Condition Center: PTSD

Photo Illustration by Michelle Alfonso
Photo Illustration by Michelle Alfonso

This informational guide, part of POPSUGAR's Condition Center, lays out the realities of this health concern: what it is, what it can look like, and strategies that medical experts say are proven to help. You should always consult your doctor regarding matters pertaining to your health and before starting any course of medical treatment.

The following article includes discussion sexual assault and suicide in addition to PTSD. Please proceed thoughtfully.

When you experience something scary or dangerous — a car accident, say, or a natural disaster — it can make you feel unnerved and unable to function as you usually would. If that feeling lasts for more than a month and has a noticeable, negative impact on your life and emotional well-being, your natural stress reaction may have transformed into post-traumatic stress disorder, a mental health condition that affects 12 million adults in the US in a given year.

Understanding PTSD

Most of us experience at least one traumatic event in our lives, but that doesn't always lead to PTSD, the National Center for PTSD reports. Rates of the disorder are high among the military — up to 17 percent of those who served in the Iraq war experience it, for instance, likely due to the intense and/or prolonged nature of the stress that veterans are exposed to. In general, though, about six percent of people will have PTSD at some point in our lives — and more women than men.

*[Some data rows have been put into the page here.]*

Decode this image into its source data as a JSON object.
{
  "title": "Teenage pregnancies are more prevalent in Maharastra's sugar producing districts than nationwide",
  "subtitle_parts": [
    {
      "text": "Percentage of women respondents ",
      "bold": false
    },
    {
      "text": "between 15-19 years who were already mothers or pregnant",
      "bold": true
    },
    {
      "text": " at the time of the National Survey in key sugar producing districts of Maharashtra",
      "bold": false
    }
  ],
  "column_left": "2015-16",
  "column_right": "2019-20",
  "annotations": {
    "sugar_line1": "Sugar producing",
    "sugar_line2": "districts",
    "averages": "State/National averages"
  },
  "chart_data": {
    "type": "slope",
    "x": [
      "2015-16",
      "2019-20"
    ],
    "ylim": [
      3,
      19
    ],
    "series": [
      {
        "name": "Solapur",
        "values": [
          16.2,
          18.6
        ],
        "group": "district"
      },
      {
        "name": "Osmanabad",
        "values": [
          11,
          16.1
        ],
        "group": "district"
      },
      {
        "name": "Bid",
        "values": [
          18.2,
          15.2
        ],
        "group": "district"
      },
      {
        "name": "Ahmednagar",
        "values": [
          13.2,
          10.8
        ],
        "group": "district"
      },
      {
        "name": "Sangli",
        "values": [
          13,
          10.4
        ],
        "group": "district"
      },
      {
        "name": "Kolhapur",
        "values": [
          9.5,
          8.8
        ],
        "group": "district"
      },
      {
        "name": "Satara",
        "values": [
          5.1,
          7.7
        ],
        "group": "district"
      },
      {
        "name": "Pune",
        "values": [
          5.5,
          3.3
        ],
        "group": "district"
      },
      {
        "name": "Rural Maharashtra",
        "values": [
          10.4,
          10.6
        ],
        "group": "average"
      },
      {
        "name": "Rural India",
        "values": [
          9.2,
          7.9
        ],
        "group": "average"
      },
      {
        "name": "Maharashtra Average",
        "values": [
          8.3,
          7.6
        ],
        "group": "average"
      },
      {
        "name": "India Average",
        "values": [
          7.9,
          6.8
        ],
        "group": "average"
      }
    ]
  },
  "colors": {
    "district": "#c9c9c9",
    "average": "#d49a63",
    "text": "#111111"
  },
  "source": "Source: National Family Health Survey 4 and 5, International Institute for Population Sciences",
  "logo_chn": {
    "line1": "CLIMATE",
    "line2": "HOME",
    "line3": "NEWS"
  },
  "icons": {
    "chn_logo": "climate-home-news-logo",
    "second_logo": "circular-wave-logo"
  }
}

Symptoms vary from person to person, but there are four common clusters of PTSD symptoms, according to Tara Galovski, PhD, director of the Women's Health Sciences Division at the National Center for PTSD. The first goes by the general term "reexperiencing." "You relive the trauma over and over through intrusive thoughts, flashbacks, and nightmares," Dr. Galovski says.

The second cluster of symptoms — avoidance — stems from the first. People with PTSD may try to avoid things that remind them of the traumatic event, so they may refuse to talk about it, use drugs or alcohol, work, or overexercise to numb their feelings.

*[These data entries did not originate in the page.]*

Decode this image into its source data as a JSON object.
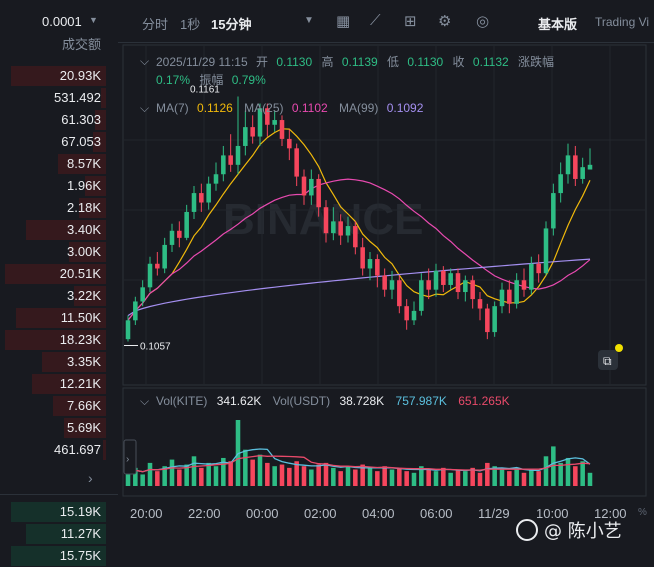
{
  "order_book": {
    "depth_value": "0.0001",
    "column_label": "成交额",
    "rows": [
      {
        "text": "20.93K",
        "fill": 0.9,
        "side": "sell"
      },
      {
        "text": "531.492",
        "fill": 0.05,
        "side": "sell"
      },
      {
        "text": "61.303",
        "fill": 0.1,
        "side": "sell"
      },
      {
        "text": "67.053",
        "fill": 0.12,
        "side": "sell"
      },
      {
        "text": "8.57K",
        "fill": 0.45,
        "side": "sell"
      },
      {
        "text": "1.96K",
        "fill": 0.2,
        "side": "sell"
      },
      {
        "text": "2.18K",
        "fill": 0.25,
        "side": "sell"
      },
      {
        "text": "3.40K",
        "fill": 0.75,
        "side": "sell"
      },
      {
        "text": "3.00K",
        "fill": 0.35,
        "side": "sell"
      },
      {
        "text": "20.51K",
        "fill": 0.95,
        "side": "sell"
      },
      {
        "text": "3.22K",
        "fill": 0.3,
        "side": "sell"
      },
      {
        "text": "11.50K",
        "fill": 0.85,
        "side": "sell"
      },
      {
        "text": "18.23K",
        "fill": 0.95,
        "side": "sell"
      },
      {
        "text": "3.35K",
        "fill": 0.6,
        "side": "sell"
      },
      {
        "text": "12.21K",
        "fill": 0.7,
        "side": "sell"
      },
      {
        "text": "7.66K",
        "fill": 0.5,
        "side": "sell"
      },
      {
        "text": "5.69K",
        "fill": 0.4,
        "side": "sell"
      },
      {
        "text": "461.697",
        "fill": 0.03,
        "side": "sell"
      }
    ],
    "buy_rows": [
      {
        "text": "15.19K",
        "fill": 0.9,
        "side": "buy"
      },
      {
        "text": "11.27K",
        "fill": 0.75,
        "side": "buy"
      },
      {
        "text": "15.75K",
        "fill": 0.9,
        "side": "buy"
      }
    ],
    "sell_color": "#35191d",
    "buy_color": "#15302a"
  },
  "toolbar": {
    "items": [
      "分时",
      "1秒",
      "15分钟"
    ],
    "active": "15分钟",
    "basic_label": "基本版",
    "tv_label": "Trading Vi"
  },
  "ohlc": {
    "date": "2025/11/29 11:15",
    "open_label": "开",
    "open": "0.1130",
    "high_label": "高",
    "high": "0.1139",
    "low_label": "低",
    "low": "0.1130",
    "close_label": "收",
    "close": "0.1132",
    "change_label": "涨跌幅",
    "change": "0.17%",
    "amp_label": "振幅",
    "amp": "0.79%"
  },
  "ma": {
    "ma7_label": "MA(7)",
    "ma7": "0.1126",
    "ma7_color": "#f0b90b",
    "ma25_label": "MA(25)",
    "ma25": "0.1102",
    "ma25_color": "#e84ab0",
    "ma99_label": "MA(99)",
    "ma99": "0.1092",
    "ma99_color": "#a48ff0"
  },
  "vol_legend": {
    "kite_label": "Vol(KITE)",
    "kite": "341.62K",
    "usdt_label": "Vol(USDT)",
    "usdt": "38.728K",
    "ma_a": "757.987K",
    "ma_a_color": "#5bc0de",
    "ma_b": "651.265K",
    "ma_b_color": "#e84a6a"
  },
  "watermark": "BINANCE",
  "author": "@ 陈小艺",
  "chart_data": {
    "type": "candlestick",
    "interval": "15分钟",
    "up_color": "#2ebd85",
    "down_color": "#f6465d",
    "high_annotation": "0.1161",
    "low_annotation": "0.1057",
    "x_ticks": [
      "20:00",
      "22:00",
      "00:00",
      "02:00",
      "04:00",
      "06:00",
      "11/29",
      "10:00",
      "12:00"
    ],
    "candles": [
      [
        0.1058,
        0.1066,
        0.1068,
        0.1057
      ],
      [
        0.1066,
        0.1074,
        0.1076,
        0.1064
      ],
      [
        0.1074,
        0.108,
        0.1083,
        0.1072
      ],
      [
        0.108,
        0.109,
        0.1093,
        0.1078
      ],
      [
        0.109,
        0.1088,
        0.1095,
        0.1085
      ],
      [
        0.1088,
        0.1098,
        0.1101,
        0.1086
      ],
      [
        0.1098,
        0.1104,
        0.1107,
        0.1095
      ],
      [
        0.1104,
        0.1101,
        0.1108,
        0.1097
      ],
      [
        0.1101,
        0.1112,
        0.1115,
        0.11
      ],
      [
        0.1112,
        0.112,
        0.1123,
        0.1109
      ],
      [
        0.112,
        0.1116,
        0.1124,
        0.1112
      ],
      [
        0.1116,
        0.1124,
        0.1127,
        0.1113
      ],
      [
        0.1124,
        0.1128,
        0.1133,
        0.1121
      ],
      [
        0.1128,
        0.1136,
        0.114,
        0.1125
      ],
      [
        0.1136,
        0.1132,
        0.1145,
        0.1129
      ],
      [
        0.1132,
        0.114,
        0.1161,
        0.1128
      ],
      [
        0.114,
        0.1148,
        0.1155,
        0.1136
      ],
      [
        0.1148,
        0.1144,
        0.1153,
        0.1141
      ],
      [
        0.1144,
        0.1156,
        0.1158,
        0.114
      ],
      [
        0.1156,
        0.1149,
        0.1158,
        0.1144
      ],
      [
        0.1149,
        0.1151,
        0.1155,
        0.1146
      ],
      [
        0.1151,
        0.1143,
        0.1153,
        0.114
      ],
      [
        0.1143,
        0.1139,
        0.1147,
        0.1134
      ],
      [
        0.1139,
        0.1127,
        0.1141,
        0.1123
      ],
      [
        0.1127,
        0.1119,
        0.113,
        0.1115
      ],
      [
        0.1119,
        0.1126,
        0.113,
        0.1115
      ],
      [
        0.1126,
        0.1114,
        0.1128,
        0.111
      ],
      [
        0.1114,
        0.1103,
        0.1117,
        0.1099
      ],
      [
        0.1103,
        0.1108,
        0.1114,
        0.11
      ],
      [
        0.1108,
        0.1102,
        0.1111,
        0.1098
      ],
      [
        0.1102,
        0.1106,
        0.111,
        0.1099
      ],
      [
        0.1106,
        0.1097,
        0.1108,
        0.1094
      ],
      [
        0.1097,
        0.1088,
        0.1101,
        0.1085
      ],
      [
        0.1088,
        0.1092,
        0.1095,
        0.1083
      ],
      [
        0.1092,
        0.1085,
        0.1094,
        0.108
      ],
      [
        0.1085,
        0.1079,
        0.1088,
        0.1076
      ],
      [
        0.1079,
        0.1083,
        0.1087,
        0.1075
      ],
      [
        0.1083,
        0.1072,
        0.1085,
        0.1069
      ],
      [
        0.1072,
        0.1066,
        0.1075,
        0.1062
      ],
      [
        0.1066,
        0.107,
        0.1074,
        0.1064
      ],
      [
        0.107,
        0.1083,
        0.1086,
        0.1068
      ],
      [
        0.1083,
        0.1079,
        0.1088,
        0.1075
      ],
      [
        0.1079,
        0.1087,
        0.109,
        0.1076
      ],
      [
        0.1087,
        0.1081,
        0.1089,
        0.1078
      ],
      [
        0.1081,
        0.1086,
        0.1088,
        0.1079
      ],
      [
        0.1086,
        0.1078,
        0.1088,
        0.1075
      ],
      [
        0.1078,
        0.1083,
        0.1085,
        0.1074
      ],
      [
        0.1083,
        0.1075,
        0.1085,
        0.1071
      ],
      [
        0.1075,
        0.1071,
        0.1078,
        0.1066
      ],
      [
        0.1071,
        0.1061,
        0.1073,
        0.1058
      ],
      [
        0.1061,
        0.1072,
        0.1074,
        0.1059
      ],
      [
        0.1072,
        0.1079,
        0.1082,
        0.1069
      ],
      [
        0.1079,
        0.1073,
        0.1083,
        0.1069
      ],
      [
        0.1073,
        0.1083,
        0.1086,
        0.1071
      ],
      [
        0.1083,
        0.1079,
        0.1088,
        0.1076
      ],
      [
        0.1079,
        0.109,
        0.1093,
        0.1077
      ],
      [
        0.109,
        0.1086,
        0.1094,
        0.1082
      ],
      [
        0.1086,
        0.1105,
        0.1108,
        0.1085
      ],
      [
        0.1105,
        0.112,
        0.1124,
        0.1102
      ],
      [
        0.112,
        0.1128,
        0.1133,
        0.1116
      ],
      [
        0.1128,
        0.1136,
        0.1141,
        0.1124
      ],
      [
        0.1136,
        0.1126,
        0.114,
        0.1123
      ],
      [
        0.1126,
        0.1131,
        0.1135,
        0.1124
      ],
      [
        0.113,
        0.1132,
        0.1139,
        0.113
      ]
    ],
    "volumes": [
      40,
      55,
      35,
      70,
      45,
      60,
      80,
      50,
      65,
      90,
      55,
      70,
      60,
      85,
      75,
      200,
      110,
      80,
      95,
      70,
      60,
      65,
      55,
      75,
      60,
      50,
      65,
      70,
      55,
      45,
      60,
      50,
      65,
      55,
      45,
      60,
      50,
      55,
      45,
      40,
      60,
      50,
      45,
      55,
      40,
      50,
      45,
      55,
      40,
      70,
      60,
      50,
      45,
      55,
      40,
      50,
      45,
      90,
      120,
      70,
      85,
      60,
      75,
      40
    ]
  }
}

The third cluster is negative thoughts and feelings, like feeling numb and losing interest in things you used to enjoy, viewing the world as dangerous, or feeling guilt and shame about the event. "It can be hard to maintain close relationships because people with PTSD can have difficulty trusting others," Dr. Galovski says.

And the fourth is feeling jittery, on edge, and always on the lookout for danger, which can affect sleep and concentration.

Causes of PTSD

Any type of traumatic event can trigger PTSD, but there are factors that may contribute to the likelihood of a person developing the disorder. These include:

  • Sexual assault and intimate partner violence, which affect everyone, although women and trans people experience it more often than men. "Rape is linked to some of highest rates of PTSD because it's so damaging emotionally and physically," Dr. Galovski says. In fact, 30 percent of women experience PTSD nine months after a sexual assault, and 94 percent experience PTSD symptoms during the two weeks after.
  • Having a comorbidity, like anxiety and depression, according to Andrea Roberts, PhD, senior research scientist at the Harvard T.H. Chan School of Public Health.
  • Inherited factors, including your temperament or a family history of anxiety and depression, according to the Mayo Clinic.
  • Differences in the brain. For instance, some evidence indicates that people with smaller hippocampus (an area of the brain related to learning and memory) may be more susceptible to developing PTSD in response to trauma, although more research is needed before experts can definitively say there's a link, according to the journal Nature Neuroscience. The disorder itself may literally change the brain as well, according to research in JAMA Psychiatry. The study found that people with PTSD have hyperresponsive amygdalas, the part of the brain that responds to fearful situations. This may increase anxiety and contribute to symptoms.

The Most Effective PTSD Treatments

Two types of therapy have been shown to be particularly effective at decreasing the severity of, or even curing, PTSD. One is cognitive-processing therapy, which helps people understand how the trauma affected their thoughts and feelings. "Changing how you think about trauma can change how you feel," Dr. Galovski says. "For instance, if you think being raped was your fault because you were wearing a short skirt, CPT can help you see that your behavior had nothing to do with it."

Another helpful approach: prolonged-exposure therapy, in which you remember and talk about the traumatic event over and over until the memories no longer trigger symptoms. "It's very effective at helping people get unstuck," Dr. Galovski says.

The treatments aren't easy because they force people with PTSD to do the one thing they least want to do: talk about the trauma. But if you can stick with it, the payoffs are worth it. "Treatment works," Dr. Roberts says. "PTSD is associated with an increased risk of suicide, but you don't have to suffer. I encourage anyone who thinks they might have the disorder to seek help."

If you or someone you know is struggling with PTSD, the National Alliance on Mental Illness has resources available including a helpline at 1-800-950-NAMI (6424). Or, in a crisis, text NAMI to 741741. You can also dial 988, the nation's new mental health crisis hotline.